Sözcük seçimlerinin de ben kişisinin kendisine olan olumsuz bakış
açısını vurgulamak için bilinçli bir şekilde yapıldığı görülmektedir. “Yanlışıyım”,
“kasvet”, “küfür”, “delirmek”, “müşterek ve başarısız bir proje”, “trajediler”,
“çıkmaz sokak”, “histerik”, “sümükten şelaleler” gibi sözcüklerin ve olumsuzluk
eklerinin kullanışı kendine olan yabancılaşmayı ve kimlik sorunsalını
vurgulamaktadır.
Kullanılan imgeler, semboller ve metaforik söylemler de şiir
kişisinin ruh hâlini yansıtmaktadır. “Ağarmayan gün”, “ben” kişisinin
umutsuzluk hissini yansıtırken “sokağın çıkmazı” söylemi ise kendisini baskı altında
ve bunalmış hissettiğini göstermektedir. “İki yanımda üç boyutlu duvarlar”
metaforu da toplum tarafından itildiğini ve “ben” kişisinin yalnızlaştığını
göstermektedir. “Sümükten şelalelerle histerik kahkahalar atmak” alıntısı ise
şiir kişisinin yalnızlıktan dolayı sevmediği kişilerle eğlenmeye çalıştığını ancak
gerçekten eğlenmediğini betimlemek içindir. Toplum tarafından itilmemek adına “histerik
kahkahalar” atarak yani abartılı bir şekilde numara yaparak iletişimini sürdürmeye
çalıştığını göstermektedir.
Kendisini aciz gördüğü ve bu iç çatışmayı sonlandırmaya çalıştığı
da metaforlar üzerinden anlaşılmaktadır. “Kendime trajediler beğeniyorum” sözü
ile hem kendisini kötü bir sonun beklediğini vurgulamakta hem de kimliğini “mitolojik
karakterler” ile özdeşleştirerek olmak istediği kimliğe, yani “Tanrı’ya”
erişmeye çalışmaktadır. Olmak istediği “ben” kişisinin tek sorununun “güç”
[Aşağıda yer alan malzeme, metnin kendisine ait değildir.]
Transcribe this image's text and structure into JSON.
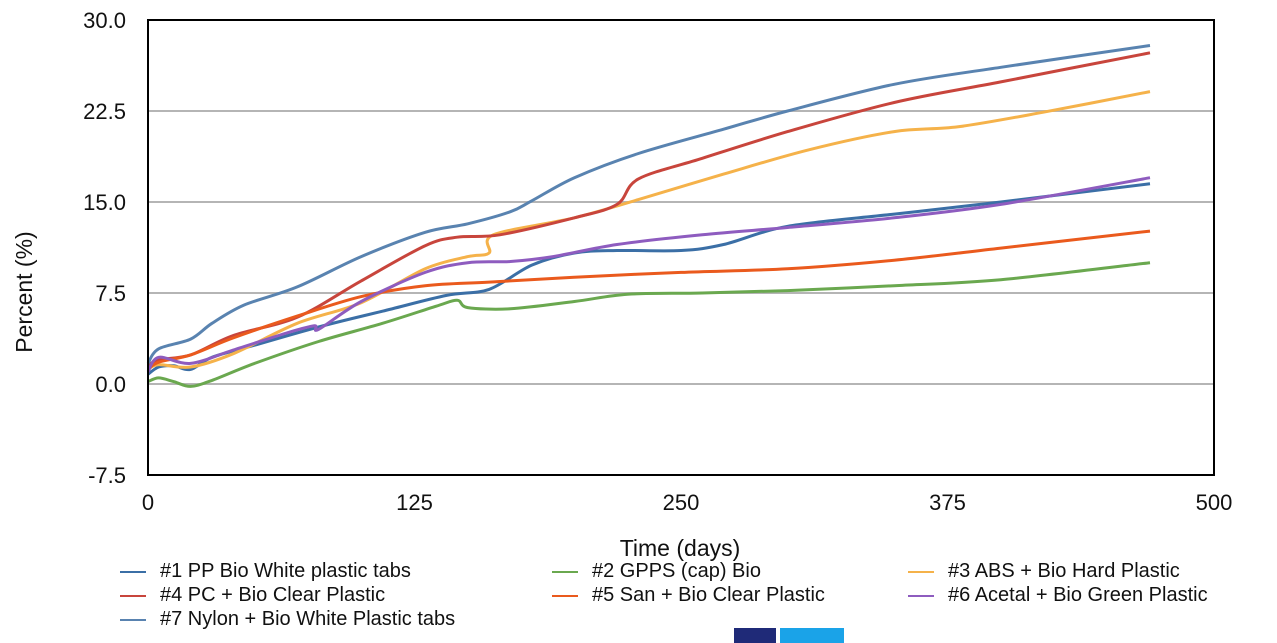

eksikliği olduğunu düşünmektedir.
Şiirin başında kendisini, benliğini sorgularken ve hatalarının kendisinden
kaynaklandığını düşünürken; şiirin sonunda annesini, babasını ve Tanrı’yı
suçlayarak fikir değiştirdiği görülmektedir. Bu noktada, “rücu” sanatının
kullanıldığı söylenebilir. Kendi iç çatışmasını çözemeyeceğini fark edince,
sorumluluğu üstünden atmak için çevresindekileri suçlamaktadır.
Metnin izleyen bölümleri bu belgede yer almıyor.